Parc Pigeon Hole

P

Petite histoire d'un échange de terrains

Tout d’abord, quelques articles de journaux par rapport à la controverse:

L’administration Tremblay a donné un terrain à un fraudeur dans un secteur primé du Vieux-Montréal, en échange d’un terrain qui valait 10 fois moins et qui était situé à Pierrefonds, a accusé jeudi Richard Bergeron, chef du parti de l’opposition Projet Montréal.

André Noël, La Presse, 28 avril 2011

Le chef de Projet Montréal, Richard Bergeron, accuse le maire Gérald Tremblay d’avoir fait perdre à la Ville 4 M$ dans un échange de terrains avec un homme d’affaires.

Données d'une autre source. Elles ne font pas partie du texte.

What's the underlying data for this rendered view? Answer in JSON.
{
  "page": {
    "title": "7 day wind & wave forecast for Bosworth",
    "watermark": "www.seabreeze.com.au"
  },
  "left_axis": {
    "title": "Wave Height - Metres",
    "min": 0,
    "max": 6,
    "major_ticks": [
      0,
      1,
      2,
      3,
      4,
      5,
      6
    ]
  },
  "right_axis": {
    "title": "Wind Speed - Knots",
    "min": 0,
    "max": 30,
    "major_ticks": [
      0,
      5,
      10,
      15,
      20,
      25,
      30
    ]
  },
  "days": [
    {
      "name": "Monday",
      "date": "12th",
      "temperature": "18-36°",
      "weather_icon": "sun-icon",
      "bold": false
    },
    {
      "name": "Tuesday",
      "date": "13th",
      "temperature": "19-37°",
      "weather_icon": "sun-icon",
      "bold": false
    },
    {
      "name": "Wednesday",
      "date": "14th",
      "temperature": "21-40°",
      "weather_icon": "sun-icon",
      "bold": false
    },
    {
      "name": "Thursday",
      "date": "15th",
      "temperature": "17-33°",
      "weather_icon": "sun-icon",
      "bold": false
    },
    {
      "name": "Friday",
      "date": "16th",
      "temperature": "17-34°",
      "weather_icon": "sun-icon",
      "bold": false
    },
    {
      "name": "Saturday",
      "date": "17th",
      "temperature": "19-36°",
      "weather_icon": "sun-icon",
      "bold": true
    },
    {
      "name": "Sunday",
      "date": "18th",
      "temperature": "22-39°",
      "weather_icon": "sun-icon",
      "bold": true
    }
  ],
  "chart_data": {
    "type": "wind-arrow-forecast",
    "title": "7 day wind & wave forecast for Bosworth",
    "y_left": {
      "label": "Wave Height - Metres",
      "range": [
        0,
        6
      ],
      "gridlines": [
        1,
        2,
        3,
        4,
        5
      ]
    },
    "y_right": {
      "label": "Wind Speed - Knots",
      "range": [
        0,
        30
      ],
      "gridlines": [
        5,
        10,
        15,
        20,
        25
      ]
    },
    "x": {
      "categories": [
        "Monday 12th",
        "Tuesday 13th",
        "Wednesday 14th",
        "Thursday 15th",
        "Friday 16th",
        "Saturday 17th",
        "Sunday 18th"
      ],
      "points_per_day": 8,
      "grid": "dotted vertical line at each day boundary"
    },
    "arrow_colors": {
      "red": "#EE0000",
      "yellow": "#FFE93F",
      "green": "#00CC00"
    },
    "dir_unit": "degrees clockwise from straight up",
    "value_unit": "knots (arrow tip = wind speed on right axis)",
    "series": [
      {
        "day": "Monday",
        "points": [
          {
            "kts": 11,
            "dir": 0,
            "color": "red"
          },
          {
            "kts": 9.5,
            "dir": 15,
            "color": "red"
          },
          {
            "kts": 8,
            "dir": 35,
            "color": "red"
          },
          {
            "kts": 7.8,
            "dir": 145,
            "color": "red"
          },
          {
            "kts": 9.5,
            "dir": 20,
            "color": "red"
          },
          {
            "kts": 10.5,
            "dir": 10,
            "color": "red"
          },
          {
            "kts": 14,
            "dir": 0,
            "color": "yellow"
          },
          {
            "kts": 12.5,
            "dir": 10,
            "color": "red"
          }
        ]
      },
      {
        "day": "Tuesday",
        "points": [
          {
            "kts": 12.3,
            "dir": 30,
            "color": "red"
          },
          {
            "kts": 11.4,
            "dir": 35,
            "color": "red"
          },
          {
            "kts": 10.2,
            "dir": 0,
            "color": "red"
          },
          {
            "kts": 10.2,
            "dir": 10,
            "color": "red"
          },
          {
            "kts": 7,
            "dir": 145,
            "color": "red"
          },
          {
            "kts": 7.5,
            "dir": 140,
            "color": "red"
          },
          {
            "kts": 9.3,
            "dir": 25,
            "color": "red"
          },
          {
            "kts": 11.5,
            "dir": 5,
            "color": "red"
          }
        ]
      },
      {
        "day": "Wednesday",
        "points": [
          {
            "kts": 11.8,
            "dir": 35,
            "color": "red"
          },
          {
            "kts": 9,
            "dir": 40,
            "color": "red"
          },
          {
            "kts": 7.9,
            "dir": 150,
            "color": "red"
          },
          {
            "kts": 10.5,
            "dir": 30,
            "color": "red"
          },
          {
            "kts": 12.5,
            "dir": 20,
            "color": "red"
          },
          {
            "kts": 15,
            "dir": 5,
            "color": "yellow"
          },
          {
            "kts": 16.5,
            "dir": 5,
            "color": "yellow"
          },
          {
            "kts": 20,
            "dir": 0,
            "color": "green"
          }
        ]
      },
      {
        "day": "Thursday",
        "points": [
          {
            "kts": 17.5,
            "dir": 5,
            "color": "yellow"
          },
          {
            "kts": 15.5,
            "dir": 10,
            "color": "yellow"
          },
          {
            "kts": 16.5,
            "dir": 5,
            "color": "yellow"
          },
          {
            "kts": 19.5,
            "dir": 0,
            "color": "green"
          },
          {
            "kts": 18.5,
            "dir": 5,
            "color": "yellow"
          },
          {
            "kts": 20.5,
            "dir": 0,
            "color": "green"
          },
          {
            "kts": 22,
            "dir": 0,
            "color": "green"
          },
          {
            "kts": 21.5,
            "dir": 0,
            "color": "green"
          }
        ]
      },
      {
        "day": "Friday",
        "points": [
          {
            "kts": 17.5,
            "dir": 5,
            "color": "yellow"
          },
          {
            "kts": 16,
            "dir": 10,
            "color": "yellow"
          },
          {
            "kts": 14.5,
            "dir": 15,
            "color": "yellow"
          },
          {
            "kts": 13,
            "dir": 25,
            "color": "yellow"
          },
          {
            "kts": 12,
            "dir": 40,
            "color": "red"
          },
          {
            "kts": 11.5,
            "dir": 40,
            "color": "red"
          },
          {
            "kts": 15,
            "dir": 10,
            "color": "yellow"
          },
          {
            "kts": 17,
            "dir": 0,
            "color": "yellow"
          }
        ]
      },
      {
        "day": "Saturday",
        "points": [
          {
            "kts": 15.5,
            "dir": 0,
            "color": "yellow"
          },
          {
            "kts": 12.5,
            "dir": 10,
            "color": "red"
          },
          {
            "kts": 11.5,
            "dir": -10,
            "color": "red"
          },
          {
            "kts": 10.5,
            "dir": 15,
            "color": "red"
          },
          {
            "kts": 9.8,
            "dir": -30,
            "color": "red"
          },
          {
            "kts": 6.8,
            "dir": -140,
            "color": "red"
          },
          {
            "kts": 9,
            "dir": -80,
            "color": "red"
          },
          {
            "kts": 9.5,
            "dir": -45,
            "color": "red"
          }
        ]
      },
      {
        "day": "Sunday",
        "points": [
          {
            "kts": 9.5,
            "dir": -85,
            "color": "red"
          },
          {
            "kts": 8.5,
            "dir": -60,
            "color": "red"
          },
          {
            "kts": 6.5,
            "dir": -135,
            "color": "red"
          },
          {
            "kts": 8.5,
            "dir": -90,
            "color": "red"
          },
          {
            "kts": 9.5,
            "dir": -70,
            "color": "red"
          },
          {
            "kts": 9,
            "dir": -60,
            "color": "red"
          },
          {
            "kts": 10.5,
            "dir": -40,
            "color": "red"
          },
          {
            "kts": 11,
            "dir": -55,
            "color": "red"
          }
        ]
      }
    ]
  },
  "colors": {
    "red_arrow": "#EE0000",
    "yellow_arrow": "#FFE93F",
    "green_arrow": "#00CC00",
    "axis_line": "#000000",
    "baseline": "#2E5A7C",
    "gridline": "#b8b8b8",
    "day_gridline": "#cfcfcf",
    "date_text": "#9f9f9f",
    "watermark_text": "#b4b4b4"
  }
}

Radio-Canada, 28 avril 2011

Également, un article de blogue très intéressant sur l’histoire de l’îlot St-François:

En avril 2001, le terrain de l’îlot St-Fançois, toujours vacant, est acquis par la ville de Montréal qui le revendra dans la controverse en 2003 à l’homme d’affaires Hershey Rosen. Selon le contrat de vente, M. Rosen et sa compagnie Quorom Vieux-Montréal inc. auront l’obligation de construire un projet résidentiel d’une valeur de plus de 30 millions de dollars, et ce, dans les deux ans suivant son acquisition.

Martin Bérubé, ProposMontréal, 26 juin 2019

Et finalement, un document provenant directement de Projet Montréal qui critique cet échange:

Gérald Tremblay a fait perdre aux Montréalais 4 millions $ dans un échange de terrains avec un promoteur qui est poursuivi présentement par l’Autorité des marchés financiers (AMF). L’homme d’affaires, Hershey Rosen, a bénéficié de la complicité de l’administration Tremblay pour s’enrichir d’une somme importante. Une fois le dernier acte joué, en mai 2007, la Ville avait encaissé une perte nette de 4 M$, Hershey Rosen un profit net de 6,3 M$.